My first radiation appointment (in this series) had no radiation, it was a planning session. While being mapped, I asked the two young lady technicians if they had a most memorable patient. They said no, patients come and go daily, no one has really stood out in the parade.
After a while, one of them remembered a tattooed patient who, for his final treatment had printed THANK YOU across his chest with a big felt marker. He was the most memorable.
I told them my prostate surgery seven years ago was on the morning of St Patrick’s Day, and how I was going to tie a green bow on myself so when the surgeon pulls back the sheet to operate, he would say, “Oh – Yes… it is St Patrick’s Day!”
But, I confessed that I chickened out. That doctor and team didn’t know me and could possibly suspect I was a weird-O. One technician thought that was really funny and wondered if I would do something on my last visit here.
I had seven weeks to consider it, and they had seven weeks to determine the odds of me being any kind of weird.

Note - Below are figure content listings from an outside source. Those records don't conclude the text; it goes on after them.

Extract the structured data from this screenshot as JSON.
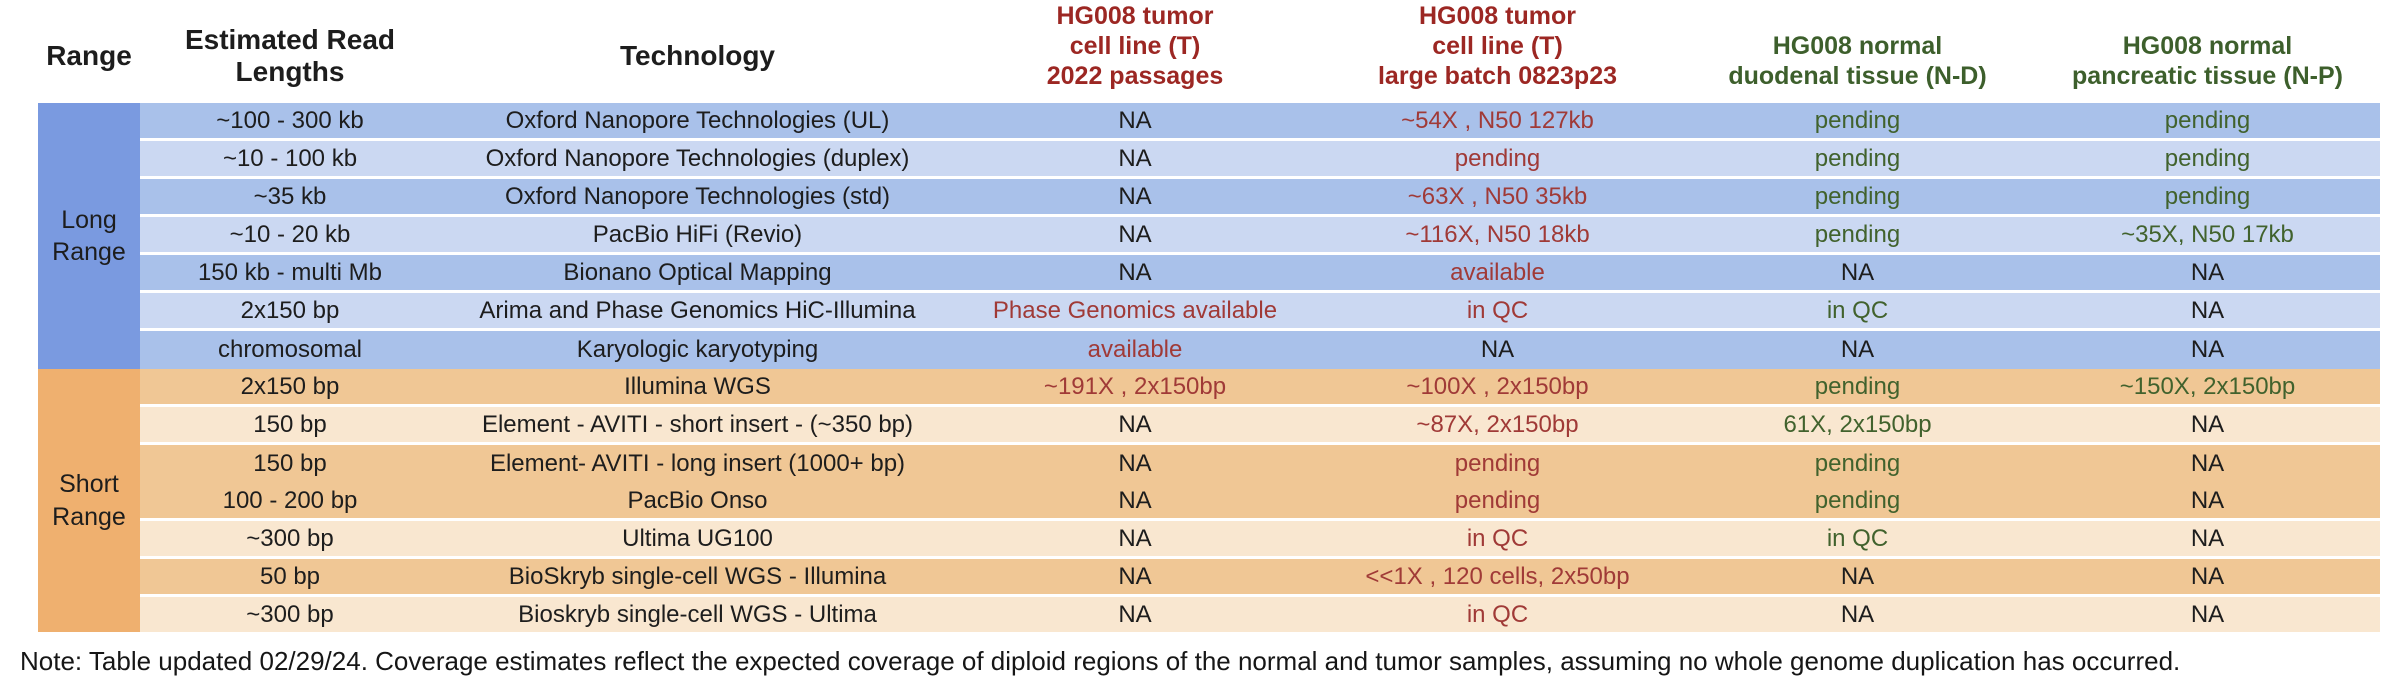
{
  "colors": {
    "header_red": "#9c2723",
    "header_green": "#3d5f2c",
    "cell_red": "#a03a37",
    "cell_green": "#41622d",
    "text_black": "#1d1d1d",
    "long_label_bg": "#7a9ae0",
    "long_row_dark": "#a9c1ea",
    "long_row_light": "#cbd8f2",
    "short_label_bg": "#efb06f",
    "short_row_dark": "#f0c795",
    "short_row_light": "#f9e7d0"
  },
  "table": {
    "columns": [
      {
        "label": "Range"
      },
      {
        "label": "Estimated Read\nLengths"
      },
      {
        "label": "Technology"
      },
      {
        "label": "HG008 tumor\ncell line (T)\n2022 passages"
      },
      {
        "label": "HG008 tumor\ncell line (T)\nlarge batch 0823p23"
      },
      {
        "label": "HG008 normal\nduodenal tissue (N-D)"
      },
      {
        "label": "HG008 normal\npancreatic tissue (N-P)"
      }
    ],
    "value_column_ids": [
      "t-2022-passages",
      "t-large-batch-0823p23",
      "n-duodenal",
      "n-pancreatic"
    ],
    "sections": [
      {
        "label": "Long Range",
        "theme": "long",
        "rows": [
          {
            "shade": "dark",
            "read_length": "~100 - 300 kb",
            "technology": "Oxford Nanopore Technologies (UL)",
            "values": [
              {
                "text": "NA",
                "color": "black"
              },
              {
                "text": "~54X , N50 127kb",
                "color": "red"
              },
              {
                "text": "pending",
                "color": "green"
              },
              {
                "text": "pending",
                "color": "green"
              }
            ]
          },
          {
            "shade": "light",
            "read_length": "~10 - 100 kb",
            "technology": "Oxford Nanopore Technologies (duplex)",
            "values": [
              {
                "text": "NA",
                "color": "black"
              },
              {
                "text": "pending",
                "color": "red"
              },
              {
                "text": "pending",
                "color": "green"
              },
              {
                "text": "pending",
                "color": "green"
              }
            ]
          },
          {
            "shade": "dark",
            "read_length": "~35 kb",
            "technology": "Oxford Nanopore Technologies (std)",
            "values": [
              {
                "text": "NA",
                "color": "black"
              },
              {
                "text": "~63X , N50 35kb",
                "color": "red"
              },
              {
                "text": "pending",
                "color": "green"
              },
              {
                "text": "pending",
                "color": "green"
              }
            ]
          },
          {
            "shade": "light",
            "read_length": "~10 - 20 kb",
            "technology": "PacBio HiFi (Revio)",
            "values": [
              {
                "text": "NA",
                "color": "black"
              },
              {
                "text": "~116X, N50 18kb",
                "color": "red"
              },
              {
                "text": "pending",
                "color": "green"
              },
              {
                "text": "~35X, N50 17kb",
                "color": "green"
              }
            ]
          },
          {
            "shade": "dark",
            "read_length": "150 kb - multi Mb",
            "technology": "Bionano Optical Mapping",
            "values": [
              {
                "text": "NA",
                "color": "black"
              },
              {
                "text": "available",
                "color": "red"
              },
              {
                "text": "NA",
                "color": "black"
              },
              {
                "text": "NA",
                "color": "black"
              }
            ]
          },
          {
            "shade": "light",
            "read_length": "2x150 bp",
            "technology": "Arima and Phase Genomics HiC-Illumina",
            "values": [
              {
                "text": "Phase Genomics available",
                "color": "red"
              },
              {
                "text": "in QC",
                "color": "red"
              },
              {
                "text": "in QC",
                "color": "green"
              },
              {
                "text": "NA",
                "color": "black"
              }
            ]
          },
          {
            "shade": "dark",
            "gap_below": false,
            "read_length": "chromosomal",
            "technology": "Karyologic karyotyping",
            "values": [
              {
                "text": "available",
                "color": "red"
              },
              {
                "text": "NA",
                "color": "black"
              },
              {
                "text": "NA",
                "color": "black"
              },
              {
                "text": "NA",
                "color": "black"
              }
            ]
          }
        ]
      },
      {
        "label": "Short Range",
        "theme": "short",
        "rows": [
          {
            "shade": "dark",
            "read_length": "2x150 bp",
            "technology": "Illumina WGS",
            "values": [
              {
                "text": "~191X , 2x150bp",
                "color": "red"
              },
              {
                "text": "~100X , 2x150bp",
                "color": "red"
              },
              {
                "text": "pending",
                "color": "green"
              },
              {
                "text": "~150X, 2x150bp",
                "color": "green"
              }
            ]
          },
          {
            "shade": "light",
            "read_length": "150 bp",
            "technology": "Element - AVITI - short insert - (~350 bp)",
            "values": [
              {
                "text": "NA",
                "color": "black"
              },
              {
                "text": "~87X, 2x150bp",
                "color": "red"
              },
              {
                "text": "61X, 2x150bp",
                "color": "green"
              },
              {
                "text": "NA",
                "color": "black"
              }
            ]
          },
          {
            "shade": "dark",
            "gap_below": false,
            "read_length": "150 bp",
            "technology": "Element- AVITI - long insert (1000+ bp)",
            "values": [
              {
                "text": "NA",
                "color": "black"
              },
              {
                "text": "pending",
                "color": "red"
              },
              {
                "text": "pending",
                "color": "green"
              },
              {
                "text": "NA",
                "color": "black"
              }
            ]
          },
          {
            "shade": "dark",
            "read_length": "100 - 200 bp",
            "technology": "PacBio Onso",
            "values": [
              {
                "text": "NA",
                "color": "black"
              },
              {
                "text": "pending",
                "color": "red"
              },
              {
                "text": "pending",
                "color": "green"
              },
              {
                "text": "NA",
                "color": "black"
              }
            ]
          },
          {
            "shade": "light",
            "read_length": "~300 bp",
            "technology": "Ultima UG100",
            "values": [
              {
                "text": "NA",
                "color": "black"
              },
              {
                "text": "in QC",
                "color": "red"
              },
              {
                "text": "in QC",
                "color": "green"
              },
              {
                "text": "NA",
                "color": "black"
              }
            ]
          },
          {
            "shade": "dark",
            "read_length": "50 bp",
            "technology": "BioSkryb single-cell WGS - Illumina",
            "values": [
              {
                "text": "NA",
                "color": "black"
              },
              {
                "text": "<<1X , 120 cells, 2x50bp",
                "color": "red"
              },
              {
                "text": "NA",
                "color": "black"
              },
              {
                "text": "NA",
                "color": "black"
              }
            ]
          },
          {
            "shade": "light",
            "read_length": "~300 bp",
            "technology": "Bioskryb single-cell WGS - Ultima",
            "values": [
              {
                "text": "NA",
                "color": "black"
              },
              {
                "text": "in QC",
                "color": "red"
              },
              {
                "text": "NA",
                "color": "black"
              },
              {
                "text": "NA",
                "color": "black"
              }
            ]
          }
        ]
      }
    ]
  },
  "note": "Note: Table updated 02/29/24. Coverage estimates reflect the expected coverage of diploid regions of the normal and tumor samples, assuming no whole genome duplication has occurred."
}
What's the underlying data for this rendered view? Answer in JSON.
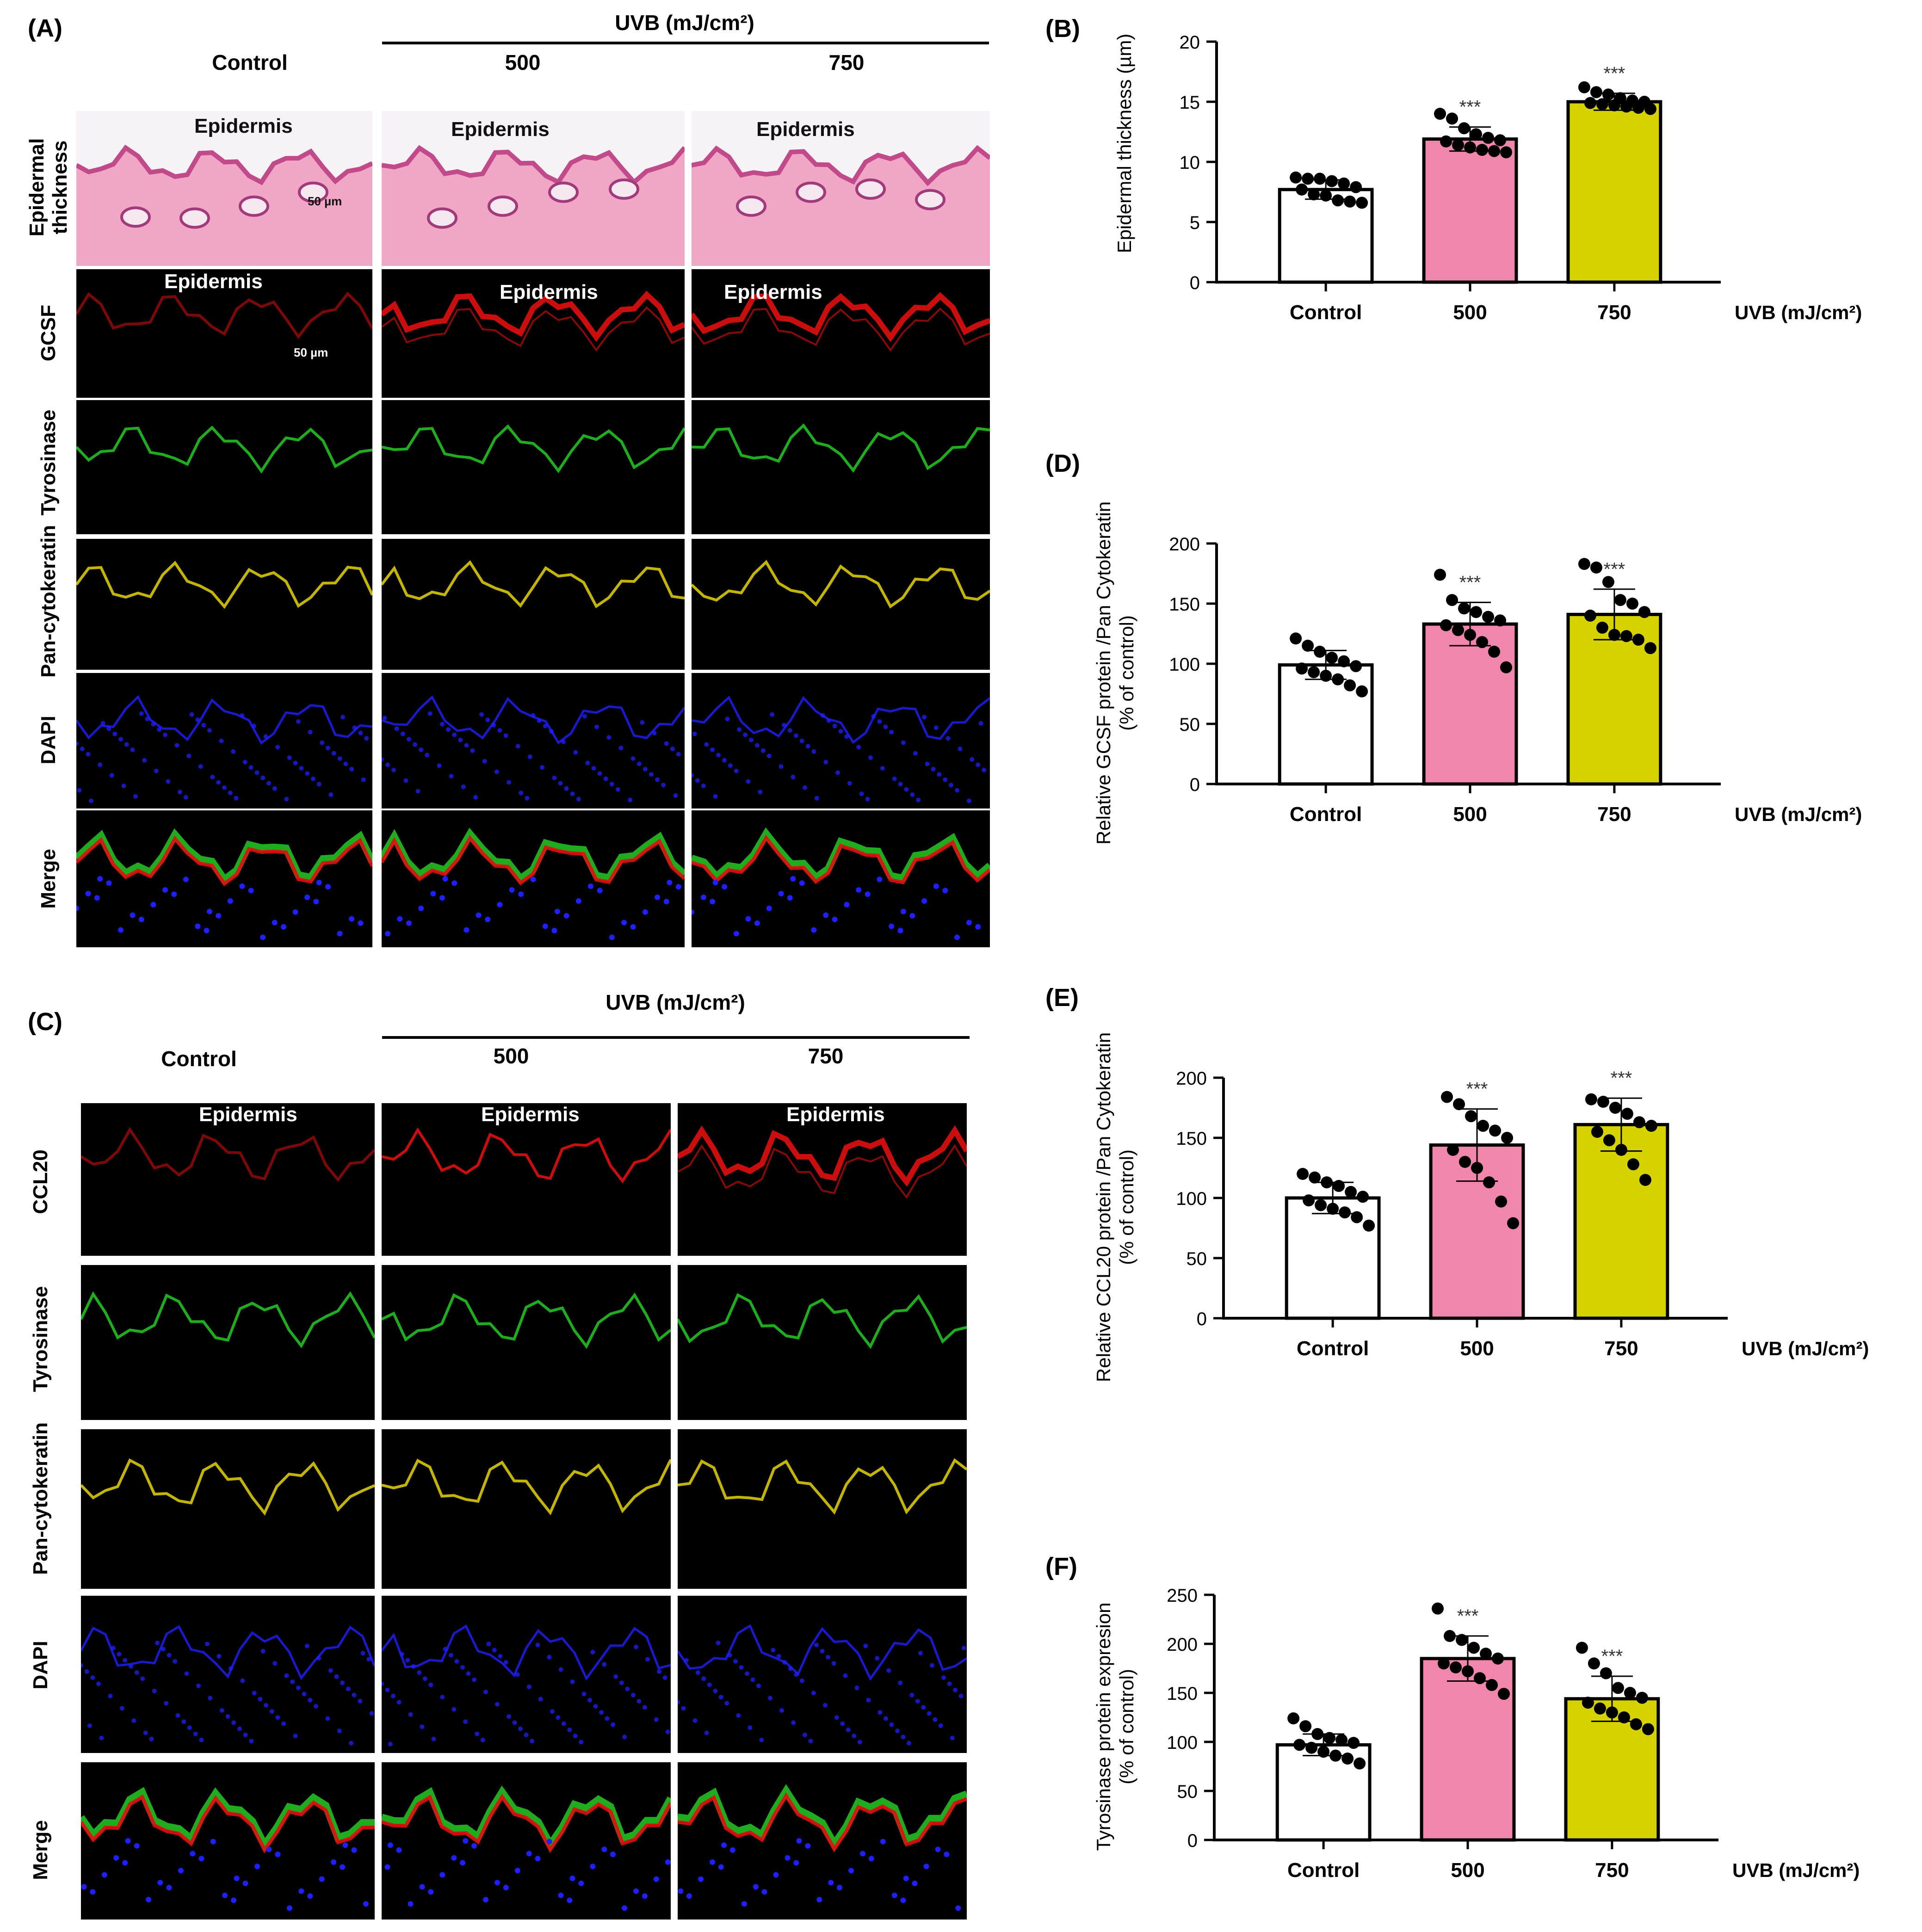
{
  "panels": {
    "A": {
      "letter": "(A)",
      "uvb_header": "UVB (mJ/cm²)",
      "columns": [
        "Control",
        "500",
        "750"
      ],
      "rows": [
        "Epidermal thickness",
        "GCSF",
        "Tyrosinase",
        "Pan-cytokeratin",
        "DAPI",
        "Merge"
      ],
      "epidermis_label": "Epidermis",
      "scale_bar": "50 µm"
    },
    "C": {
      "letter": "(C)",
      "uvb_header": "UVB (mJ/cm²)",
      "columns": [
        "Control",
        "500",
        "750"
      ],
      "rows": [
        "CCL20",
        "Tyrosinase",
        "Pan-cytokeratin",
        "DAPI",
        "Merge"
      ],
      "epidermis_label": "Epidermis"
    }
  },
  "colors": {
    "control": "#ffffff",
    "uvb500": "#f086ab",
    "uvb750": "#d6d200",
    "he_pink": "#f2a6c6",
    "red_channel": "#e01010",
    "green_channel": "#22c022",
    "yellow_channel": "#d8c800",
    "blue_channel": "#2020ff"
  },
  "chart_data": [
    {
      "letter": "(B)",
      "type": "bar",
      "categories": [
        "Control",
        "500",
        "750"
      ],
      "xlabel": "UVB (mJ/cm²)",
      "ylabel": [
        "Epidermal thickness (µm)"
      ],
      "ylim": [
        0,
        20
      ],
      "yticks": [
        "0",
        "5",
        "10",
        "15",
        "20"
      ],
      "values": [
        7.7,
        11.9,
        15.0
      ],
      "errors": [
        0.8,
        1.0,
        0.7
      ],
      "significance": [
        "",
        "***",
        "***"
      ],
      "points": [
        [
          8.7,
          8.6,
          8.6,
          8.4,
          8.2,
          7.9,
          7.7,
          7.3,
          7.2,
          6.8,
          6.7,
          6.6
        ],
        [
          14.0,
          13.6,
          12.8,
          12.3,
          12.0,
          11.8,
          11.7,
          11.4,
          11.2,
          11.0,
          10.9,
          10.8
        ],
        [
          16.2,
          15.8,
          15.6,
          15.3,
          15.1,
          15.0,
          14.9,
          14.8,
          14.7,
          14.6,
          14.5,
          14.4
        ]
      ]
    },
    {
      "letter": "(D)",
      "type": "bar",
      "categories": [
        "Control",
        "500",
        "750"
      ],
      "xlabel": "UVB (mJ/cm²)",
      "ylabel": [
        "Relative GCSF protein /Pan Cytokeratin",
        "(% of control)"
      ],
      "ylim": [
        0,
        200
      ],
      "yticks": [
        "0",
        "50",
        "100",
        "150",
        "200"
      ],
      "values": [
        99,
        133,
        141
      ],
      "errors": [
        12,
        18,
        21
      ],
      "significance": [
        "",
        "***",
        "***"
      ],
      "points": [
        [
          121,
          115,
          110,
          105,
          102,
          98,
          96,
          93,
          90,
          87,
          82,
          77
        ],
        [
          174,
          153,
          146,
          143,
          139,
          136,
          132,
          128,
          124,
          118,
          110,
          97
        ],
        [
          183,
          180,
          168,
          153,
          150,
          143,
          140,
          130,
          124,
          123,
          120,
          113
        ]
      ]
    },
    {
      "letter": "(E)",
      "type": "bar",
      "categories": [
        "Control",
        "500",
        "750"
      ],
      "xlabel": "UVB (mJ/cm²)",
      "ylabel": [
        "Relative CCL20 protein /Pan Cytokeratin",
        "(% of control)"
      ],
      "ylim": [
        0,
        200
      ],
      "yticks": [
        "0",
        "50",
        "100",
        "150",
        "200"
      ],
      "values": [
        100,
        144,
        161
      ],
      "errors": [
        13,
        30,
        22
      ],
      "significance": [
        "",
        "***",
        "***"
      ],
      "points": [
        [
          120,
          117,
          113,
          110,
          105,
          101,
          98,
          94,
          91,
          88,
          84,
          77
        ],
        [
          184,
          178,
          168,
          160,
          156,
          150,
          140,
          130,
          125,
          113,
          97,
          79
        ],
        [
          182,
          180,
          175,
          170,
          163,
          160,
          155,
          148,
          140,
          128,
          115
        ]
      ]
    },
    {
      "letter": "(F)",
      "type": "bar",
      "categories": [
        "Control",
        "500",
        "750"
      ],
      "xlabel": "UVB (mJ/cm²)",
      "ylabel": [
        "Tyrosinase protein expresion",
        "(% of control)"
      ],
      "ylim": [
        0,
        250
      ],
      "yticks": [
        "0",
        "50",
        "100",
        "150",
        "200",
        "250"
      ],
      "values": [
        97,
        185,
        144
      ],
      "errors": [
        11,
        23,
        23
      ],
      "significance": [
        "",
        "***",
        "***"
      ],
      "points": [
        [
          124,
          116,
          108,
          104,
          102,
          99,
          97,
          94,
          90,
          86,
          83,
          78
        ],
        [
          236,
          208,
          204,
          196,
          190,
          185,
          180,
          176,
          172,
          165,
          158,
          149
        ],
        [
          196,
          180,
          170,
          155,
          150,
          145,
          140,
          134,
          130,
          125,
          118,
          113
        ]
      ]
    }
  ]
}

My daily radiation treatment routine is as follows:
- Allow time to drive to my appointment considering traffic and parking
- Schedule myself to arrive with a comfortably full bladder
- Go directly to the radiation dispensary department
- Remove pants and shoes
- Put on a hospital gown
- Visit in the waiting room until escorted to the Radiator
- Reciting the magic words (my birth date) gets me through the last door
- Lay on the slab
- Put my legs into the “don’t move” mold made just for me
- To expose my new hospital tattoo laser targets: slip my underwear down to the borderline that separates PG-13 from RATED R
- The machine orbits my equator once while performing a scan, and once again delivering radiation
I drove the 21.8 miles once again for my 38th and final radiation treatment. In the changing room, I switched to my brand-new, carefully chosen, Wonder Woman underwear.
We shared a good laugh and the technicians were properly dazzled when I laid on the slab, drew open my hospital gown and presented my new colors. They were even more impressed when I lowered them to reveal the message my wife had carefully inscribed just north of the border with a king size Sharpie, “THANK YOU x38.” They said it made their day and would be talked about for a long time.